‘Precisamos construir memória coletiva para que isso não se repita’, defende Miguel Roncato, ator pratense que participou de minissérie sobre a Boate Kiss

Nesta terça, a série alcançou a 6ª posição entre as dez mais vistas no mundo. Em entrevista à Studio, o ator pratense contou sobre sua preparação para interpretar "Felipinho"

A tragédia da Boate Kiss completou 10 anos na última semana e uma série de produções foram lançadas para reavivar a memória das vítimas e a realidade das famílias que até hoje enfrentam o luto e a dor da perda. Uma das produções feitas foi a minissérie original Netflix “Todo Dia a Mesma Noite”, adaptação da obra literária de mesmo título da jornalista Daniela Arbex.
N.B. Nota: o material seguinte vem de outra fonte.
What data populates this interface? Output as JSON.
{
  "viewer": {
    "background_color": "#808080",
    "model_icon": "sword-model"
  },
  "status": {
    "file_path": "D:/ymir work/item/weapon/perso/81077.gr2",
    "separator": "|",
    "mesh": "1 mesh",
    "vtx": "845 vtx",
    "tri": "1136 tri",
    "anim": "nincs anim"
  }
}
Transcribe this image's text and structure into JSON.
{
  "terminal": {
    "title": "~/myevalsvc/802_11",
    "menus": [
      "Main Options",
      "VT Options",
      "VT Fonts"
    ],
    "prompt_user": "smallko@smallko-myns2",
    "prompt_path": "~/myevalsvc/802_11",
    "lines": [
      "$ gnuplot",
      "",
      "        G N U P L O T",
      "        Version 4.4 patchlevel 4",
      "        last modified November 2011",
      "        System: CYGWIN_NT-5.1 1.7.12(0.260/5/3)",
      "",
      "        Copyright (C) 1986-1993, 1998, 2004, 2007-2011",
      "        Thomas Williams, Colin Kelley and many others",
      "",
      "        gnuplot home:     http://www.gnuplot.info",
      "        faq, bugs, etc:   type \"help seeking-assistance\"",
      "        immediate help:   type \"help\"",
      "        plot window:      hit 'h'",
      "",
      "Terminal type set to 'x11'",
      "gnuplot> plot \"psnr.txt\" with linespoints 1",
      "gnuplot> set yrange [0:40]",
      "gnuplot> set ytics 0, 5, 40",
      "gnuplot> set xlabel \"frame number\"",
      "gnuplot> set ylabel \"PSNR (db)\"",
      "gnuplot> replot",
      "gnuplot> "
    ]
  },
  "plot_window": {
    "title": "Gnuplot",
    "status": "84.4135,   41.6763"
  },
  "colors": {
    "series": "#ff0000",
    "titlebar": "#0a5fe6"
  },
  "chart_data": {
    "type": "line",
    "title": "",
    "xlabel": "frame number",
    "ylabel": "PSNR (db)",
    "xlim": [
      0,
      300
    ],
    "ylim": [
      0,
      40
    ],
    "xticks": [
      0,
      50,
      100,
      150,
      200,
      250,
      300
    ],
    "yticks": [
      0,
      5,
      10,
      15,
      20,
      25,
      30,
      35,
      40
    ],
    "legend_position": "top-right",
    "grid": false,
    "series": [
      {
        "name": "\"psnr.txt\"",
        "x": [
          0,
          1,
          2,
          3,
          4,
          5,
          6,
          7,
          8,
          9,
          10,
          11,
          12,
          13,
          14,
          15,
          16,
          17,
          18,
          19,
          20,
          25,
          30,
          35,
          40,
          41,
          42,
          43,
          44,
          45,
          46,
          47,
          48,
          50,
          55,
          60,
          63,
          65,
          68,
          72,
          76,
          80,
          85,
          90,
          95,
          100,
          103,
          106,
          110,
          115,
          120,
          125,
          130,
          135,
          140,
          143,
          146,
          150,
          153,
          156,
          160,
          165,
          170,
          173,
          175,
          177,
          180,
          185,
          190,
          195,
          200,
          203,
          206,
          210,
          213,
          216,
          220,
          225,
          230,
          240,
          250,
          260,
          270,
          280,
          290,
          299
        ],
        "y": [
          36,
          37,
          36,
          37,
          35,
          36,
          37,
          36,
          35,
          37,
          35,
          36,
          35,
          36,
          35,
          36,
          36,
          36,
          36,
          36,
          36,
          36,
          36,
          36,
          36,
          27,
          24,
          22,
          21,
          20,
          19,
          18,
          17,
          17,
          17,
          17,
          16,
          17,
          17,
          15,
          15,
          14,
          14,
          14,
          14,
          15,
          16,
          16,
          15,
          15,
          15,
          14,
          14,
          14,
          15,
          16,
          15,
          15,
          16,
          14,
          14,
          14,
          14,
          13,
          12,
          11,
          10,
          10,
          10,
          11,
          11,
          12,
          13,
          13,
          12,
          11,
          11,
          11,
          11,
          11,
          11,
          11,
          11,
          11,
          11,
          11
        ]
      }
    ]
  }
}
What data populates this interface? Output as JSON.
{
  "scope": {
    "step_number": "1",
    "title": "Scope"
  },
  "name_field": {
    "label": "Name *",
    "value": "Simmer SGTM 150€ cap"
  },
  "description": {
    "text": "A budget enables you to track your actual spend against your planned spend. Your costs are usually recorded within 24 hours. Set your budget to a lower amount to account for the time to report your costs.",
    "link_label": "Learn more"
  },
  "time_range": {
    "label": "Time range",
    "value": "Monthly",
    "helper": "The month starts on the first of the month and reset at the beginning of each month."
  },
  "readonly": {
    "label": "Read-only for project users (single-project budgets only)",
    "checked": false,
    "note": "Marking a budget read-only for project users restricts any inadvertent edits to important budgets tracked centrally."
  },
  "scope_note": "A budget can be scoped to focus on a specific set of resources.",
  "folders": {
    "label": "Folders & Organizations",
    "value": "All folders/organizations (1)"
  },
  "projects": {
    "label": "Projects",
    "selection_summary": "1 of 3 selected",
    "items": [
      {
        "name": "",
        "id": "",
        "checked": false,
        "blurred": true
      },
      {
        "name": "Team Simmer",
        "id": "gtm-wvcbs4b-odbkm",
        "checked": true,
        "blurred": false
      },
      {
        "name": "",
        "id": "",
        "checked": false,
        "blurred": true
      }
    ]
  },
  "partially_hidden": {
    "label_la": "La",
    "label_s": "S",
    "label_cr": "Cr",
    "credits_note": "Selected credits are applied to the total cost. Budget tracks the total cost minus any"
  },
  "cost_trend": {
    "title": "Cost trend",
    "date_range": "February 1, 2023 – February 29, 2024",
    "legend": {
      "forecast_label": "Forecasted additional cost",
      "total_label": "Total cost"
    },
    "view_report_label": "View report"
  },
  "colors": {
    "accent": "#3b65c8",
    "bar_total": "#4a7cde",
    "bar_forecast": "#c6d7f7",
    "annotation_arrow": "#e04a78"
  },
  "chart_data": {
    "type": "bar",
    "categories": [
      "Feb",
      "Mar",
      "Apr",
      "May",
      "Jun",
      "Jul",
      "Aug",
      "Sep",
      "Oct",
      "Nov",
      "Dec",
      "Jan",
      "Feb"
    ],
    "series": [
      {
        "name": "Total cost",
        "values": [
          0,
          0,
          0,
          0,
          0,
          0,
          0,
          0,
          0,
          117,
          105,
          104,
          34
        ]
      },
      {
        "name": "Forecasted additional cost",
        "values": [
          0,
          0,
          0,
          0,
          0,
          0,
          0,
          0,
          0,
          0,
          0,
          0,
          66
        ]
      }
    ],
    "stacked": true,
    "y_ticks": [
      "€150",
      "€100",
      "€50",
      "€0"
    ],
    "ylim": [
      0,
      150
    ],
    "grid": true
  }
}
Nesta terça-feira (31), a produção foi anunciada como a 6ª série de língua não-inglesa mais assistida do mundo, com mais de 28 milhões de horas assistidas entre os dias 23 e 29 de janeiro. Antes disso, em menos de 24 horas após o lançamento, a produção havia alcançado o primeiro lugar no Top 10 séries mais assistidas na Netflix Brasil.
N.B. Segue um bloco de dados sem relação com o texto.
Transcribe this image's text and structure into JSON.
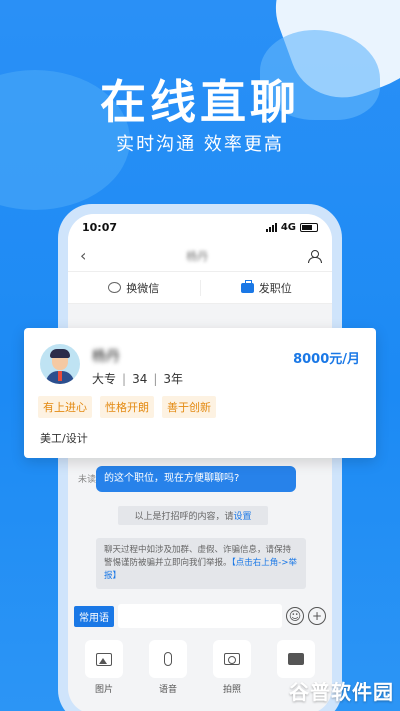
{
  "promo": {
    "headline": "在线直聊",
    "subline": "实时沟通  效率更高"
  },
  "statusbar": {
    "time": "10:07",
    "network": "4G"
  },
  "nav": {
    "back_icon": "chevron-left-icon",
    "title": "杨丹",
    "profile_icon": "user-icon"
  },
  "actions": {
    "swap_wechat": "换微信",
    "post_job": "发职位"
  },
  "candidate": {
    "name": "杨丹",
    "education": "大专",
    "age": "34",
    "experience": "3年",
    "salary": "8000元/月",
    "tags": [
      "有上进心",
      "性格开朗",
      "善于创新"
    ],
    "role": "美工/设计"
  },
  "chat": {
    "unread_label": "未读",
    "bubble_text": "的这个职位，现在方便聊聊吗?",
    "greeting_notice": "以上是打招呼的内容，请",
    "greeting_link": "设置",
    "safety_notice": "聊天过程中如涉及加群、虚假、诈骗信息，请保持警惕谨防被骗并立即向我们举报。",
    "safety_link": "【点击右上角->举报】"
  },
  "input": {
    "quick_phrases": "常用语",
    "emoji_icon": "emoji-icon",
    "plus_icon": "plus-icon"
  },
  "tools": [
    {
      "label": "图片",
      "icon": "image-icon"
    },
    {
      "label": "语音",
      "icon": "mic-icon"
    },
    {
      "label": "拍照",
      "icon": "camera-icon"
    },
    {
      "label": "",
      "icon": "video-icon"
    }
  ],
  "watermark": "谷普软件园",
  "colors": {
    "background": "#1f8ef5",
    "accent": "#1a78e6",
    "tag_text": "#e38a12",
    "tag_bg": "#fdf2e2"
  }
}
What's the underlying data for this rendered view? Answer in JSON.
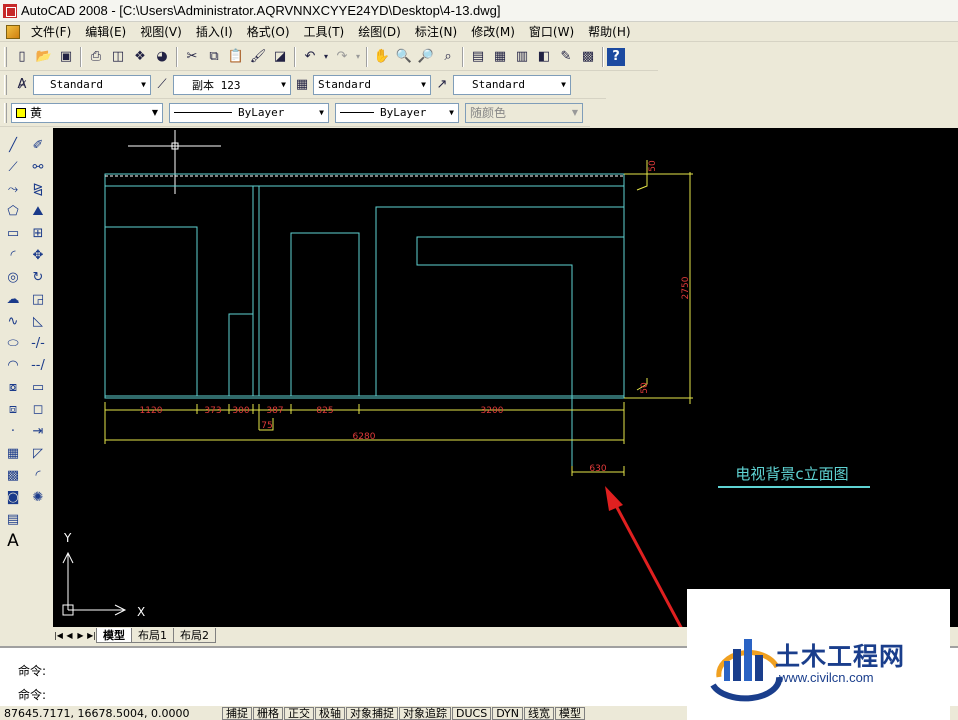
{
  "window": {
    "title": "AutoCAD 2008 - [C:\\Users\\Administrator.AQRVNNXCYYE24YD\\Desktop\\4-13.dwg]"
  },
  "menu": [
    "文件(F)",
    "编辑(E)",
    "视图(V)",
    "插入(I)",
    "格式(O)",
    "工具(T)",
    "绘图(D)",
    "标注(N)",
    "修改(M)",
    "窗口(W)",
    "帮助(H)"
  ],
  "styles": {
    "text_style": "Standard",
    "dim_style": "副本 123",
    "table_style": "Standard",
    "multileader_style": "Standard"
  },
  "properties": {
    "layer": "黄",
    "linetype": "ByLayer",
    "lineweight": "ByLayer",
    "plot_style": "随颜色"
  },
  "drawing": {
    "dimensions": {
      "d1120": "1120",
      "d373": "373",
      "d300": "300",
      "d387": "387",
      "d825": "825",
      "d3200": "3200",
      "d75": "75",
      "d6280": "6280",
      "d630": "630",
      "d2750": "2750",
      "d50a": "50",
      "d50b": "50"
    },
    "title": "电视背景c立面图",
    "ucs": {
      "x": "X",
      "y": "Y"
    },
    "colors": {
      "outline": "#5fd3d3",
      "dimension_line": "#e6e64a",
      "dimension_text": "#e03a3a",
      "title_text": "#5fd3d3",
      "arrow": "#e02020"
    }
  },
  "layout_tabs": [
    "模型",
    "布局1",
    "布局2"
  ],
  "command": {
    "line1": "命令:",
    "line2": "命令:"
  },
  "status": {
    "coords": "87645.7171, 16678.5004, 0.0000",
    "buttons": [
      "捕捉",
      "栅格",
      "正交",
      "极轴",
      "对象捕捉",
      "对象追踪",
      "DUCS",
      "DYN",
      "线宽",
      "模型"
    ]
  },
  "watermark": {
    "brand": "土木工程网",
    "url": "www.civilcn.com"
  }
}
Miguel e Fernando Roncato, atores, naturais de Nova Prata, integram o elenco da minissérie. Miguel interpreta o personagem Felipinho, inspirado na história real de Silvio Beuren Junior, o Silvinho, enquanto Fernando dá vida ao personagem Roberto, vocalista da Banda “Guapos Baladeiros”. A reportagem da Studio conversou com Miguel Roncato a respeito da produção da série e do impacto da produção para a sociedade gaúcha.

Irmãos Miguel e Fernando Roncato (Crédito: Divulgação / Fernanda Araújo)

Miguel conta que a oportunidade de atuar surgiu através da produção de elenco do projeto, e não esconde que sentiu uma responsabilidade enorme. “Ficamos honrados e também apreensivos pela dimensão da obra. A preparação foi intensa. Tínhamos muito material de pesquisa no livro da Daniela Arbex que inspirou o roteiro. O desafio era mesmo controlar o nosso envolvimento pessoal com o tema durante todo o processo de filmagens“, explica.

Memória local

A tragédia da Boate Kiss é considerada a maior da história do Rio Grande do Sul. Uma data em que todos se lembram o que estavam fazendo. Para Miguel, a percepção não era diferente. A memória sobre a tragédia ainda era muito forte e os sentimentos interferiam na preparação para a atuação. “Obter esse distanciamento da história e exercer neutralidade para viver o Felipinho foi o mais desafiador. E eu custei a encontrar esse lugar“, revela.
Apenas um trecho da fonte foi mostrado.